Much like Milton's image of sin, this book, by the author of certain voluptuous and corrupting novels, begins with many fair and well-constructed patriotic verses, but ends in a prose supplement which might have served for the Address of the late Convention of sham Unionists, which met two weeks ago in our city. Mr. Melville has come out as the poet-advocate of the new party, and is putting into verse the lessons of such eminent patriots and pure-minded men as Thurlow Weed, H. J. Raymond, and Andrew Johnson. He probably expects a Consulship on some of the South Sea Islands not yet reached by missionary influence, as a reward.

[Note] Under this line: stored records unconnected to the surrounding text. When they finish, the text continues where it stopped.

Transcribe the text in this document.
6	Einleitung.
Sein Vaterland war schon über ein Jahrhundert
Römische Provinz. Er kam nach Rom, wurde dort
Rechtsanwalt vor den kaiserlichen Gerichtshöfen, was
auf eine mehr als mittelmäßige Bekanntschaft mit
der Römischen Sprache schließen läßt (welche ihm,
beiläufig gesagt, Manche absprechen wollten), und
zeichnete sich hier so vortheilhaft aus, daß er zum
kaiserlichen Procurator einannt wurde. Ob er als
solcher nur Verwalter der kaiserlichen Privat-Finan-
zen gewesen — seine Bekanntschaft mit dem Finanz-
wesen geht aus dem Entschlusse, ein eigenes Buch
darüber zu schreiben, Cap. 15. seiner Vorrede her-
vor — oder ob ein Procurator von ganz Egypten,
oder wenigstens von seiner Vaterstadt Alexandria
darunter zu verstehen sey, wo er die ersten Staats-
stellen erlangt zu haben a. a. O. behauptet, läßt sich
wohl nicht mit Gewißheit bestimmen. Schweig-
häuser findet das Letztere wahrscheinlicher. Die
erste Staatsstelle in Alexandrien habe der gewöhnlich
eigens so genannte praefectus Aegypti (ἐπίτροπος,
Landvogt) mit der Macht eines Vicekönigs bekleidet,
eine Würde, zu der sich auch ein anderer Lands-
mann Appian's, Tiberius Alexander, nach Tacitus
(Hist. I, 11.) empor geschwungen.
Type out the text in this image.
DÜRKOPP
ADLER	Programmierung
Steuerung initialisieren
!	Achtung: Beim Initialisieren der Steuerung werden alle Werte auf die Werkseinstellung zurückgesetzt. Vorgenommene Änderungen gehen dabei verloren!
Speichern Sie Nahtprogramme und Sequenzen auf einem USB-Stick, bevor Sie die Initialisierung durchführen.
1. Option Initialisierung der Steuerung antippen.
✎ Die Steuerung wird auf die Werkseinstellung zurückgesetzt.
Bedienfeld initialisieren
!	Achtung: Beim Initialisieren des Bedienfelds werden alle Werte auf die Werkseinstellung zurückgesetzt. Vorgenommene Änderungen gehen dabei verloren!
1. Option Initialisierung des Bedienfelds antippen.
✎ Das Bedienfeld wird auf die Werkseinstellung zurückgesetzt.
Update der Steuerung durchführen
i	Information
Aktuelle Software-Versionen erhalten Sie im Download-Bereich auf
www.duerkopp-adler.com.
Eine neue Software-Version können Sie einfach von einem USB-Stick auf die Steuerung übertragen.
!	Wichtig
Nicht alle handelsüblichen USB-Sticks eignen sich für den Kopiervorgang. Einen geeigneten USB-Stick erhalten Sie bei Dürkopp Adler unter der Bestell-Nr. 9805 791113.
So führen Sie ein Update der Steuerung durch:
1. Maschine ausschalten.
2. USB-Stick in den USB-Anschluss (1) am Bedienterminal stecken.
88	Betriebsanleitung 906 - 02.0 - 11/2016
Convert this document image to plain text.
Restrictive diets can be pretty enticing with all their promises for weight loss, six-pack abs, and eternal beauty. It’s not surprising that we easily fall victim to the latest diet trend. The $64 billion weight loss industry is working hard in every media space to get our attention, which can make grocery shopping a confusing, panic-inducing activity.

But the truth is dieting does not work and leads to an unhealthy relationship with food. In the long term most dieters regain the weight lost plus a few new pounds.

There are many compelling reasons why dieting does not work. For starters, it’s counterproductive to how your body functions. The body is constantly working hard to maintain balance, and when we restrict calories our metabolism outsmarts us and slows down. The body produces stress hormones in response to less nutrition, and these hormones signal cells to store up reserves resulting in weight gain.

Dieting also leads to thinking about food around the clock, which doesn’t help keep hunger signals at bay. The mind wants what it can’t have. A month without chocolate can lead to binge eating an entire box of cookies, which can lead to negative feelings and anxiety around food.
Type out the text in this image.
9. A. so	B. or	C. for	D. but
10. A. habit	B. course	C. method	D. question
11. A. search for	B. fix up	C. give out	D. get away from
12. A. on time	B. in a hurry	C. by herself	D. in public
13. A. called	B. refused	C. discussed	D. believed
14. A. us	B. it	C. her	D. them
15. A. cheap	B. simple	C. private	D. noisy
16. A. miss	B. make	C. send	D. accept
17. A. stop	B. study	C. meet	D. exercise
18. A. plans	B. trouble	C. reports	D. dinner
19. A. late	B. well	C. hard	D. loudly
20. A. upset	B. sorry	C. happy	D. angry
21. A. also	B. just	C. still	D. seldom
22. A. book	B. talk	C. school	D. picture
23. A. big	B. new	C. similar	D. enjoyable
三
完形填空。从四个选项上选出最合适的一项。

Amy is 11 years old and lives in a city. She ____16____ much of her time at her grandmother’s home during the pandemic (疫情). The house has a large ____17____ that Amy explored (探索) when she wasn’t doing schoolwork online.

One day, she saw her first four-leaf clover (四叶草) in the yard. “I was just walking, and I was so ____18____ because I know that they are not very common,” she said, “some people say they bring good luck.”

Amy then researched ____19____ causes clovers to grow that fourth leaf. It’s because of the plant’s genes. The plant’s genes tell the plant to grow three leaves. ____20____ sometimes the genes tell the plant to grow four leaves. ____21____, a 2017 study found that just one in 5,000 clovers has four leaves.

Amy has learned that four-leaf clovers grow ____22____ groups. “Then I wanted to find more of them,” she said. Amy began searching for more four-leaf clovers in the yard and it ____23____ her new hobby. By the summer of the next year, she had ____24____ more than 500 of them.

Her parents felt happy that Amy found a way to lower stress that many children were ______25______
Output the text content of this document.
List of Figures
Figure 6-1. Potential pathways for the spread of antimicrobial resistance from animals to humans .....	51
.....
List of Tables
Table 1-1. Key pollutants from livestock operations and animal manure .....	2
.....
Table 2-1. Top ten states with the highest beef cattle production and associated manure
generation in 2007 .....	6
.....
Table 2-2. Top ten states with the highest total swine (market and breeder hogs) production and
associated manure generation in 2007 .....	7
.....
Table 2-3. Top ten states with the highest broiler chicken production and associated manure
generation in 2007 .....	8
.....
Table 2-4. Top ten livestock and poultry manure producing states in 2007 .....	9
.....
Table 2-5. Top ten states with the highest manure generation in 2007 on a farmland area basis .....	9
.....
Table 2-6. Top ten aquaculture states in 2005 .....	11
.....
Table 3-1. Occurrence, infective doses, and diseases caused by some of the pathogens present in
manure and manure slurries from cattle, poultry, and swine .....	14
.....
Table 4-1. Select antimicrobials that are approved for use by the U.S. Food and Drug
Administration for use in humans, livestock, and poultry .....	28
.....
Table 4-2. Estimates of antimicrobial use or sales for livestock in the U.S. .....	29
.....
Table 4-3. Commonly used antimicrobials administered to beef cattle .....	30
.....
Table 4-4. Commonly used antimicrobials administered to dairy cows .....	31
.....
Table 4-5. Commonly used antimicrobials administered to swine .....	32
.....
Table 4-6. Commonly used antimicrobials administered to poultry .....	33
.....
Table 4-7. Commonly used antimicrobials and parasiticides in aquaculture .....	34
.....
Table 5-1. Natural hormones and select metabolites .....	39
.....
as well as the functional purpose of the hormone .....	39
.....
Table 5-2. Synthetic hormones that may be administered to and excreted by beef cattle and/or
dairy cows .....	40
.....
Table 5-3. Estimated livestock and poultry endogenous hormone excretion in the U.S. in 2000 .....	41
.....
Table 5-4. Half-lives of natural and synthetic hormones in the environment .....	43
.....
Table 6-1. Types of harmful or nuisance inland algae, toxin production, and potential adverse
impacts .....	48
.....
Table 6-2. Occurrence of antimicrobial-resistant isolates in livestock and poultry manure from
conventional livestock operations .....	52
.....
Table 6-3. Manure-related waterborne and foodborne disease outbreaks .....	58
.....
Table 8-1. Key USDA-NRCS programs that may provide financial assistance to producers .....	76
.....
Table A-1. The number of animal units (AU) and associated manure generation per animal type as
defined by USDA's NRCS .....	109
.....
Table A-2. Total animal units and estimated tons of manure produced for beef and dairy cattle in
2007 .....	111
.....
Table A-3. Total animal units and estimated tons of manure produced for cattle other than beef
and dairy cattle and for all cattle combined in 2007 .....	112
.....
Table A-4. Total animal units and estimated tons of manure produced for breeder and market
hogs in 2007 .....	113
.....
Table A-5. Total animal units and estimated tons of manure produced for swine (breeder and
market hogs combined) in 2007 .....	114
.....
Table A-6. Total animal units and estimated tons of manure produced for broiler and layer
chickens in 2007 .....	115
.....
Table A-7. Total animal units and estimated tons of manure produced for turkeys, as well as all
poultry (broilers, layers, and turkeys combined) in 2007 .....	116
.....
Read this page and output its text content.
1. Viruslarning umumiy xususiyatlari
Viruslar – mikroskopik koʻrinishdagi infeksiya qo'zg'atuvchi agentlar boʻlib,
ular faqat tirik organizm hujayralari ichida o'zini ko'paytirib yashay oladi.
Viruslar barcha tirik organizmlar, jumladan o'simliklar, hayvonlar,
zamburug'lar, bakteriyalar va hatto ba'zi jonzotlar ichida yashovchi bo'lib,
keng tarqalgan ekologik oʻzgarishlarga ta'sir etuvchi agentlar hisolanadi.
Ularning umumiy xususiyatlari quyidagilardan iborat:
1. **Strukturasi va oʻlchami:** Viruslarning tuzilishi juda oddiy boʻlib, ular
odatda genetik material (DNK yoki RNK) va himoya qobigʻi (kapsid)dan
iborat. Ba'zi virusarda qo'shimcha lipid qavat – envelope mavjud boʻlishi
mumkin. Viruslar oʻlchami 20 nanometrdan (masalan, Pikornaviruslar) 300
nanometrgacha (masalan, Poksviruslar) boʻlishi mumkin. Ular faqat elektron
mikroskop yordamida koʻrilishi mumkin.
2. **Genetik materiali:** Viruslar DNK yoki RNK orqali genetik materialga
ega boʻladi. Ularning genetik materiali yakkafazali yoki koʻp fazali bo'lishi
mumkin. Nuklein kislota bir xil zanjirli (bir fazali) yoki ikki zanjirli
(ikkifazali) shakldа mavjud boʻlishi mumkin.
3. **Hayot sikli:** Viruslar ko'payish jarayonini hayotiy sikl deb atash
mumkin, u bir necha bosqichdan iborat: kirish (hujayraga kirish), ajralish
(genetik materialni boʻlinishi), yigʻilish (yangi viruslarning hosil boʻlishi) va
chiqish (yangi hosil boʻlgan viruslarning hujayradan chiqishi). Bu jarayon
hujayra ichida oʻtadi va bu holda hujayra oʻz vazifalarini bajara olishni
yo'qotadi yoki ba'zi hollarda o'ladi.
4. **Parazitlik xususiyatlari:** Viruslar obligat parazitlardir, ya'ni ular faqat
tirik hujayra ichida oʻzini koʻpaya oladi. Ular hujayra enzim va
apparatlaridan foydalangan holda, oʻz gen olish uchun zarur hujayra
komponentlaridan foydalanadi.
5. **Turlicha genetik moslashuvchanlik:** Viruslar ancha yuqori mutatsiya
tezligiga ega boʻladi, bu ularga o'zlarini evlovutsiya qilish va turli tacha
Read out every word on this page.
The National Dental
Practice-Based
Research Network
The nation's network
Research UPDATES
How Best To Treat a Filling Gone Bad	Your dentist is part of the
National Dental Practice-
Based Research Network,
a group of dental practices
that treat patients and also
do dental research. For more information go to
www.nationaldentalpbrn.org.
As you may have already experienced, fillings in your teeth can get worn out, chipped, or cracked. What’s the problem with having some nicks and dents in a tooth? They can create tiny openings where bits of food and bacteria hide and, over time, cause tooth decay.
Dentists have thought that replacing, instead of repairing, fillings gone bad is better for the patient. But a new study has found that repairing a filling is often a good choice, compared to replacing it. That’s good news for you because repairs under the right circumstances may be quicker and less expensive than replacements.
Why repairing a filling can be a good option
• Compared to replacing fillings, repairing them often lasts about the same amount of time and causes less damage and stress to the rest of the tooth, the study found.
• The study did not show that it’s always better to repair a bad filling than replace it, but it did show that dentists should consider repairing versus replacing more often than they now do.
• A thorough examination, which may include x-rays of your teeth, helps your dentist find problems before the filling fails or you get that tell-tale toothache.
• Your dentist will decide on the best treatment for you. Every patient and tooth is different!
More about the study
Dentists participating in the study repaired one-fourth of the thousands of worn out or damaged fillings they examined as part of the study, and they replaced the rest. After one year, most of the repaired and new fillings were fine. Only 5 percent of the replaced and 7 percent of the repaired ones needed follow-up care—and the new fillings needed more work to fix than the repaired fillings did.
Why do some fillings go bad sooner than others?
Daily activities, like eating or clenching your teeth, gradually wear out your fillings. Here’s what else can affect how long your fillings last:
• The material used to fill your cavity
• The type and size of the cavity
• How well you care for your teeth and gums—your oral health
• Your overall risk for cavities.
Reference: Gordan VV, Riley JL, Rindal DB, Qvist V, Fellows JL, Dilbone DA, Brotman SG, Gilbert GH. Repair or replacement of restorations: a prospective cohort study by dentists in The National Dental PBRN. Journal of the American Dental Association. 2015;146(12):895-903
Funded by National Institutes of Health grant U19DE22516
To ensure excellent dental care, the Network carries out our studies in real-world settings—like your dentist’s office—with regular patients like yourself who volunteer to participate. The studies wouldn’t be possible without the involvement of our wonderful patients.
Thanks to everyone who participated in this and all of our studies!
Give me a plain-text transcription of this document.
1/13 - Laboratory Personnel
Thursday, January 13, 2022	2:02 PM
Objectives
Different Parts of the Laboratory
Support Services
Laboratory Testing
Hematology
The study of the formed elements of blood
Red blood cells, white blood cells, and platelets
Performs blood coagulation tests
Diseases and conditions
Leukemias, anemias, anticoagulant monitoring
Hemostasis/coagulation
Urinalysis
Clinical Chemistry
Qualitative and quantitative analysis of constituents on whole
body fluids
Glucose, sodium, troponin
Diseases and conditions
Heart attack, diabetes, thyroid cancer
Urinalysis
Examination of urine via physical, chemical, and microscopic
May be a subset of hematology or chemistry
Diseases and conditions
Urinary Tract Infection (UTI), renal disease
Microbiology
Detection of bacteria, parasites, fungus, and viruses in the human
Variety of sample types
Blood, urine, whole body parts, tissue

Mr. Melville's poetry is readable, often elegant, sometimes almost Browning-like in ingenuity, though never hopelessly intricate in thought; it is an addition to our lyrics of the war. But there is an affectation of neutrality about the book as a whole, a want of moral earnestness and conviction, that detracts from its value. It is neither good poetry nor good politics. It is an attempt to combine pure art with very impure political designs, and it must fairly be written down a failure. The people will never give it a place by the firm trumpet tones of Boker, although the poetry in and of itself may, in many respects, be just as meritorious.